Especially the new artificial turf made walking and getting up hard as never before.
Teaching Alan how to get up.
All our work paid off in the final against Russian newcomers Team Photon from Tomsk.
Even though our first two dribblings failed right before the opponent’s goal, finally we managed to score in overtime.
Have a look at the complete game here (big props to our buddies the Hamburg Bit-Bots, who streamed and uploaded all the games):
The scoring of the goal can be seen at 46:40, the dribbling towards the goal starts approximately at minute 45:00.
A huge Thank You! to the organizers of the event and greetings to all the other teams who made it such great fun.

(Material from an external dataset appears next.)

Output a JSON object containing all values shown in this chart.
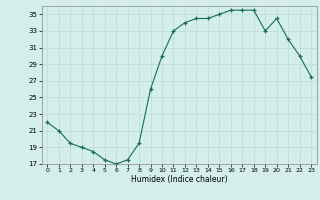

The Finalists: FUmanoids and Team Photon, Newcomer From Tomsk, Russia.
The morning saw the remaining preliminary games (two per team). After we fixed an issue in the walking code, and added a motion to roll from the front to the back to be able to always get back up, we were quite optimistic that we would score either against the Hamburg Bit-Bots or the Bold Hearts. Unfortunately this bore no fruit. Though the robots had not to be taken out as often after a fall, they still did not hold the ball for a long time.
In the end, all the preliminary games ended 0:0, making it impossible to rank the teams in the group phase. The rule book has a provision for that case, saying that each team takes alternating penalty kick trials trying to score a goal. As this forbids entering the penalty area and no team is currently able to kick the ball over that distance (or at all), a new approach was decided upon. Five alternating trials would be hold, the first being a regular penalty kick, the second a modified penalty kick where the striker may enter the penalty area, the third trial would be judged based on the distance the ball is moved towards the goal, the fourth trial on the distance walked towards the goal and, if required, the fifth trial would be won by the team that walked the farthest (whatever direction).
In preparation of this phase, a check of our code revealed a nasty bug that we added yesterday. This turned out to be the reason the robot would walk away from the ball. Having fixed that, we went into the penalty trials quite optimistically. As expected, the first trial was no success as we can’t kick. However in the second trial we scored our first goal:
Before us, Photon also managed to score and so did Bold Hearts. Ranked on time, this made us first in group, followed by Photon and Bold Hearts. The fourth in the group turned out to be WF Wolves after they managed to move the ball farther towards the goal than the Hamburg Bit-Bots in the firth trial round. This meant we would be meeting WF Wolves in the semi-final.
In the semi-finals we started playing in the “bad” direction, where the grass’ “growing” direction makes it much harder to walk. This caused a lot of falls and ultimately no goal. However in the second half, playing with the grain, we finally managed to score. Our work on walking and stabilization payed out when we withstood direct contact with the large WF Wolves robot and Grace dribbled the ball close to the goal. When she lost the ball, Alan took over and finished the way into the Wolves’ goal.
In the other semi-final, Photon won against Bold Hearts by a technical goal, dribbling the ball 12cm farther under the modified penalty kick rules. We will meet Photon tomorrow in the finals.